3. Small-Model Fine-Tuning (Future Step)

Current: Using large API models (DeepSeek/GPT-4o). Future: If you process millions of invoices, costs will add up. Suggestion: Distillation / SFT (Only massive scale).

  • Use GPT-4o to generate training data.
  • Fine-tune a small local model (Llama-3-8B) using TRL/SFT to do specifically invoice extraction.
  • This would confirm where TRL/SFT fits in—it's an optimization step, not a starting point.

5. Summary

You are not missing out by excluding LangChain or TRL. You have chosen a focused, high-performance stack (LlamaIndex) that is perfectly suited for your problem domain.

Recommendation: Stay the course.
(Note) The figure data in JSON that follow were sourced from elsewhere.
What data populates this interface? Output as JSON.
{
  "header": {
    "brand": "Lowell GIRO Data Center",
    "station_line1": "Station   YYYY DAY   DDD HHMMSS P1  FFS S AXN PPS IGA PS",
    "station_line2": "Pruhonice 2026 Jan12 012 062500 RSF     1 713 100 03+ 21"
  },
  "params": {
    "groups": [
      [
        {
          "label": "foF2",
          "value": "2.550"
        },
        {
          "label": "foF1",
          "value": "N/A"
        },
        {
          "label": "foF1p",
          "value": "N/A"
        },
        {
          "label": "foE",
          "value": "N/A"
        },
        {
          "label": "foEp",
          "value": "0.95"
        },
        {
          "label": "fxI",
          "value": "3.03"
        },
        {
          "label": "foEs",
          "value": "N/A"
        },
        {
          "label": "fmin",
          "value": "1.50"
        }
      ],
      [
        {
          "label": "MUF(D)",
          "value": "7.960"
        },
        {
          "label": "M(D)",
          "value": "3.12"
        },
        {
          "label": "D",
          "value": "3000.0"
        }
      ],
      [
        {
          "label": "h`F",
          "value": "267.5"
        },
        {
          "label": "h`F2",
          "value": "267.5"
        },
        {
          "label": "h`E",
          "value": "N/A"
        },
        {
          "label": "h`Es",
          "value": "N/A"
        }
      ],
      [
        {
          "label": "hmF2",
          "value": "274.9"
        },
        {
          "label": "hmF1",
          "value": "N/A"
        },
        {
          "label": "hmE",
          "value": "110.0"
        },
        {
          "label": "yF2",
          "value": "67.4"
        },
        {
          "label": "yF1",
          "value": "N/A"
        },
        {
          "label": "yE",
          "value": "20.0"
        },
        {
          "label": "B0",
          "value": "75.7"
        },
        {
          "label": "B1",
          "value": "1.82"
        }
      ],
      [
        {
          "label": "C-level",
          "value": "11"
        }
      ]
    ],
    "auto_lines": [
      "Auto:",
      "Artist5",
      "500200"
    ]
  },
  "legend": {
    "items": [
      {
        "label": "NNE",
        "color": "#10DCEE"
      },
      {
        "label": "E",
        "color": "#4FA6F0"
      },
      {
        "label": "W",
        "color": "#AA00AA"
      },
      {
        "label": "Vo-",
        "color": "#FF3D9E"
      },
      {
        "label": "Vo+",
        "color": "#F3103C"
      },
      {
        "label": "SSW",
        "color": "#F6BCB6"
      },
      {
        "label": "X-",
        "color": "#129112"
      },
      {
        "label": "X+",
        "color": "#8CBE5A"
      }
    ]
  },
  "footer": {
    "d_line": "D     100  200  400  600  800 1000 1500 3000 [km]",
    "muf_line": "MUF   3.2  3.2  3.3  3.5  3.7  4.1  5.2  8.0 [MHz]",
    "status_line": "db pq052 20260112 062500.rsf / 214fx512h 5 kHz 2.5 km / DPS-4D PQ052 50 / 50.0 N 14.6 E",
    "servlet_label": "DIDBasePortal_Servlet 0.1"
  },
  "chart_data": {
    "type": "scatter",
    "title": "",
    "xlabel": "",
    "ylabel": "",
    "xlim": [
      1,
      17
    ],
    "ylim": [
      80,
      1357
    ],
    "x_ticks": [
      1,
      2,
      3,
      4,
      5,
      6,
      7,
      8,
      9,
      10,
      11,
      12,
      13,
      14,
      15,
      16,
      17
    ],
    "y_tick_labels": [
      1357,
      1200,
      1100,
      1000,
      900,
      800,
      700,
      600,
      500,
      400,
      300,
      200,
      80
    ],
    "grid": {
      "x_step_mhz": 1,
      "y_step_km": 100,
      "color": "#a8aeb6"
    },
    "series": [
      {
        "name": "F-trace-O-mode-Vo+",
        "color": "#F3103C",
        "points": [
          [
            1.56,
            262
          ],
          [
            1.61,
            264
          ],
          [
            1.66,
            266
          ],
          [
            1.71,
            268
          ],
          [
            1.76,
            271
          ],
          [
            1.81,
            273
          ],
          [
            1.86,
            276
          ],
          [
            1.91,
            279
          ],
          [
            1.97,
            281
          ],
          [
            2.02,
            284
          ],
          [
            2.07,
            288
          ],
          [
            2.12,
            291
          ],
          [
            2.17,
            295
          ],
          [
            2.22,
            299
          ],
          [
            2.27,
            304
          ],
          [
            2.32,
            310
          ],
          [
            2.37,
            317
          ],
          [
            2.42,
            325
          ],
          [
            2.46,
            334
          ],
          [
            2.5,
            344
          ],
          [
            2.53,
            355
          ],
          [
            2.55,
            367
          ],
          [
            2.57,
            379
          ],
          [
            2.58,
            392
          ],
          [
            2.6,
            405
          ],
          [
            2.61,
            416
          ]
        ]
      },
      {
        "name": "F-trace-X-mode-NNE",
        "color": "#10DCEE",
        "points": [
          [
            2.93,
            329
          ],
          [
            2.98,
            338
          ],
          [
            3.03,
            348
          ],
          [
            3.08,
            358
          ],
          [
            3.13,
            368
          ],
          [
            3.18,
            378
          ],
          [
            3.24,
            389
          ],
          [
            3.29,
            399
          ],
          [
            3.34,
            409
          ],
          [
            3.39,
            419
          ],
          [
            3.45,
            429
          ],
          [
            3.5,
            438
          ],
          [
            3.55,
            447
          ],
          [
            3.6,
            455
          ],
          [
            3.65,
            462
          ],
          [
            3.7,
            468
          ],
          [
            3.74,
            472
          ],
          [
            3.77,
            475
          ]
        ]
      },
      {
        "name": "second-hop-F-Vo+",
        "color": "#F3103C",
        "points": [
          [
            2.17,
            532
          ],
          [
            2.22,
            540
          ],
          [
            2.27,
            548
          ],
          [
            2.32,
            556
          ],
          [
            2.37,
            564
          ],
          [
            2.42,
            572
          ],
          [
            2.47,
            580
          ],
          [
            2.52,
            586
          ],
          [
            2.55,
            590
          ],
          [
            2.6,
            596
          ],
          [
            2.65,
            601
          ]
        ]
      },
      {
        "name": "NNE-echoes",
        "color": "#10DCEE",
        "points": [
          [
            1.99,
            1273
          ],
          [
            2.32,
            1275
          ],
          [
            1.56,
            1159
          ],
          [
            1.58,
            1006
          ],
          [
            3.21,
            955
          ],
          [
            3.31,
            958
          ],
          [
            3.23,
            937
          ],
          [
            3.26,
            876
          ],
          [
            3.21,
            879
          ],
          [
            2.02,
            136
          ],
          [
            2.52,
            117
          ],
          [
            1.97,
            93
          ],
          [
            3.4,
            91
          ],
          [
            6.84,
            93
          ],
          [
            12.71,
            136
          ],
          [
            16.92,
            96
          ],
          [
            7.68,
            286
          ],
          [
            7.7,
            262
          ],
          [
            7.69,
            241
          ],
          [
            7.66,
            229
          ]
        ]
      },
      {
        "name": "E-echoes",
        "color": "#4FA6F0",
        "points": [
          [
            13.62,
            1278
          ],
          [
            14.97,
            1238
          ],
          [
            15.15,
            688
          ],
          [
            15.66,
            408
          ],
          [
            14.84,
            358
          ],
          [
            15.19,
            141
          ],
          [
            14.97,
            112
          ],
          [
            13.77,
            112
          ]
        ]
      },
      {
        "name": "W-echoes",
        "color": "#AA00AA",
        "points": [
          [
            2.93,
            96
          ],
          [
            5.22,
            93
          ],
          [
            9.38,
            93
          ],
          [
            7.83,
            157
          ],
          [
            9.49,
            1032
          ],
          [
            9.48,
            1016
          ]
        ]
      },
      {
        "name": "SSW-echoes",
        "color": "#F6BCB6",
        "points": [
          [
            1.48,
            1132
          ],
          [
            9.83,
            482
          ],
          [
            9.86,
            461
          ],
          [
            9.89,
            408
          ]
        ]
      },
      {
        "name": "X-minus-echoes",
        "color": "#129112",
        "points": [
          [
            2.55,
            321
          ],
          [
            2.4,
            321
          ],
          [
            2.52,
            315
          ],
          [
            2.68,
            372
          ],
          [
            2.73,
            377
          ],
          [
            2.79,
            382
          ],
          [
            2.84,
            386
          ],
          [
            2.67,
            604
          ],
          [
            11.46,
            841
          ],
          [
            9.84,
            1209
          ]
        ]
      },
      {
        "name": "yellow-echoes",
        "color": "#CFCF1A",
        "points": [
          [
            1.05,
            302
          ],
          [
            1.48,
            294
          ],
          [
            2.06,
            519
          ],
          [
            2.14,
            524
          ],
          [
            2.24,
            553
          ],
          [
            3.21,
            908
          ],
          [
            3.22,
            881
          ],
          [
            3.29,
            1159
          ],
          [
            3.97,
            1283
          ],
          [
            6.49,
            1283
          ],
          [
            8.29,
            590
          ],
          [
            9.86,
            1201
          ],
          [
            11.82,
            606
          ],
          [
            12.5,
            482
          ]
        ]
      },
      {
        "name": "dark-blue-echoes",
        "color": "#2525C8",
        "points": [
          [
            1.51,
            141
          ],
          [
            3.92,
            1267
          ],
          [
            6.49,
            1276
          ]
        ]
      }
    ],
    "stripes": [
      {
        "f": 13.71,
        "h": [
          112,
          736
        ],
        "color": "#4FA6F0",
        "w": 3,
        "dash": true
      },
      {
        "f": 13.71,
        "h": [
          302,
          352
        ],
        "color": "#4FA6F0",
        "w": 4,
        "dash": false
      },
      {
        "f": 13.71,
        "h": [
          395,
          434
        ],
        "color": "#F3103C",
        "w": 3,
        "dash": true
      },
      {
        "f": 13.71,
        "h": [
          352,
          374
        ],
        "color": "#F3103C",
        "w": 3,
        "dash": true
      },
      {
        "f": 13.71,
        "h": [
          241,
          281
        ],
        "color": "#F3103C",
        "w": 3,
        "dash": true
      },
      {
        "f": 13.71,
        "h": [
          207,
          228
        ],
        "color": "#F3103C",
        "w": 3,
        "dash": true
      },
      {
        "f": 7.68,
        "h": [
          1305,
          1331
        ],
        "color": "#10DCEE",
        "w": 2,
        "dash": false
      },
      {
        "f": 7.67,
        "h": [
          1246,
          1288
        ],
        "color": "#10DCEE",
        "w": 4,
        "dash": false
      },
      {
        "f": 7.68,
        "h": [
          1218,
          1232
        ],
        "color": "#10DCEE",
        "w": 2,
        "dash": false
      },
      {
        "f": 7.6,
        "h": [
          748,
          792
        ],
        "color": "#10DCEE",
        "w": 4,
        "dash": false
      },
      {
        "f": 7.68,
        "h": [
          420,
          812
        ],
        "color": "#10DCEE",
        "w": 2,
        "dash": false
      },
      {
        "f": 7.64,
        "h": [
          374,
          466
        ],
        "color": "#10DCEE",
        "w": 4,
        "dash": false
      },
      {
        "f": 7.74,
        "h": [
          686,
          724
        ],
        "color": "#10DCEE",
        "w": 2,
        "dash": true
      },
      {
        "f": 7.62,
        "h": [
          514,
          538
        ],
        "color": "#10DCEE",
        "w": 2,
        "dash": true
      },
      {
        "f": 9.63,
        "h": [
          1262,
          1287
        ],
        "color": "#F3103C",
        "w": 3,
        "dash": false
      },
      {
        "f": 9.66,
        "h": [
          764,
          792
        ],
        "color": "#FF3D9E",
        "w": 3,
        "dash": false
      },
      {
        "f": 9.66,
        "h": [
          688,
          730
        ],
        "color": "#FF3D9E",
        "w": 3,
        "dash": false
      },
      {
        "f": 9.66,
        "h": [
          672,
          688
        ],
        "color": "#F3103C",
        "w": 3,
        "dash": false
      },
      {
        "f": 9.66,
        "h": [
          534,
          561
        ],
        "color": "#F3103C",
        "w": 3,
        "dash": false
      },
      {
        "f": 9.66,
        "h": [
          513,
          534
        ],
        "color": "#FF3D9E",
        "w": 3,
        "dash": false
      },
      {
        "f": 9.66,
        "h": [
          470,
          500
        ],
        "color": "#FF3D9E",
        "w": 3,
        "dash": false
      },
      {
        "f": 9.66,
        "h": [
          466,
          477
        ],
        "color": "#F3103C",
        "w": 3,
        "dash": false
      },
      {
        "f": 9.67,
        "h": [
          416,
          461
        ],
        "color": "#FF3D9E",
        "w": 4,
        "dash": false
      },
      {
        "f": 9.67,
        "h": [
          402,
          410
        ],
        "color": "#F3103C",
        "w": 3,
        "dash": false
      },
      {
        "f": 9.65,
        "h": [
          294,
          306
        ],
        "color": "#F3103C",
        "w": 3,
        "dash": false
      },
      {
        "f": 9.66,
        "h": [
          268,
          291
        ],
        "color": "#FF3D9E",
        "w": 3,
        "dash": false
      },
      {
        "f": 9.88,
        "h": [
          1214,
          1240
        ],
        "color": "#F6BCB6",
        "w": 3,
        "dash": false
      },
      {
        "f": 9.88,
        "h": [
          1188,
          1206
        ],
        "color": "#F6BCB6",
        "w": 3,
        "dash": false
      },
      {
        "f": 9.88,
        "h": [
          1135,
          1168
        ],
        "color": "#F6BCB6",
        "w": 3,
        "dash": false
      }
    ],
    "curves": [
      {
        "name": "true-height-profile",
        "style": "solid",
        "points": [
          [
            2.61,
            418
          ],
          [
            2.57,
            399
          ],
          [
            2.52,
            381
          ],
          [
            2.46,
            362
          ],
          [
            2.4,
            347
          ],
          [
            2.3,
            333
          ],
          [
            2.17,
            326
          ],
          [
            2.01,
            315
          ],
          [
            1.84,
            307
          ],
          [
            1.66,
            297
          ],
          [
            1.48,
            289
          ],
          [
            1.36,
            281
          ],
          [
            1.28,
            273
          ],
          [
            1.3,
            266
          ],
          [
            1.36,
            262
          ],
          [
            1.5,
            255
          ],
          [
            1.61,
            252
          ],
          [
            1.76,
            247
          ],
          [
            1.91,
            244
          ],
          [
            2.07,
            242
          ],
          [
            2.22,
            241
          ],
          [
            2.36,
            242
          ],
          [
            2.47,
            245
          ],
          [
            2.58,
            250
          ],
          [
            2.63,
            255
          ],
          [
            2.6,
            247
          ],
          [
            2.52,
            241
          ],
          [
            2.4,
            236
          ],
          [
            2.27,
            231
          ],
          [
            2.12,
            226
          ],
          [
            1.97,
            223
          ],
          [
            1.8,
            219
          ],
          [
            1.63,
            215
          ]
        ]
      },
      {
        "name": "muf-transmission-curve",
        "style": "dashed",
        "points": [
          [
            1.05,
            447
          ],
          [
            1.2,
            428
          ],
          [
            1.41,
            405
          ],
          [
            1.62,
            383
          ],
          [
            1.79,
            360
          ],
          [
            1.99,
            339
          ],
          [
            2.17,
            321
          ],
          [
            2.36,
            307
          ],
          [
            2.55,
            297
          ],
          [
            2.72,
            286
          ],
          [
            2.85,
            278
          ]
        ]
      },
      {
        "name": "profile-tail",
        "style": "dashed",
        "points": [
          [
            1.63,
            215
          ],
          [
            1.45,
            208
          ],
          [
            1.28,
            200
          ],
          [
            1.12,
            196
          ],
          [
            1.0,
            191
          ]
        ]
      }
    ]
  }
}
Focus on Hybrid Search and Evaluation rather than adding training complexity.

External references

  • omniparser (GitHub): Universal ETL engine for tabular data (CSV, Excel, JSON, XML, etc.) with streaming parsing and rich type-system.
  • TRL (GitHub): Library by Hugging Face for training and fine-tuning language models with reinforcement learning and supervised fine-tuning (SFT) techniques.
  • Supervised Fine Tuning (SFT) (Docs): Train language models using supervised learning techniques for efficient fine-tuning.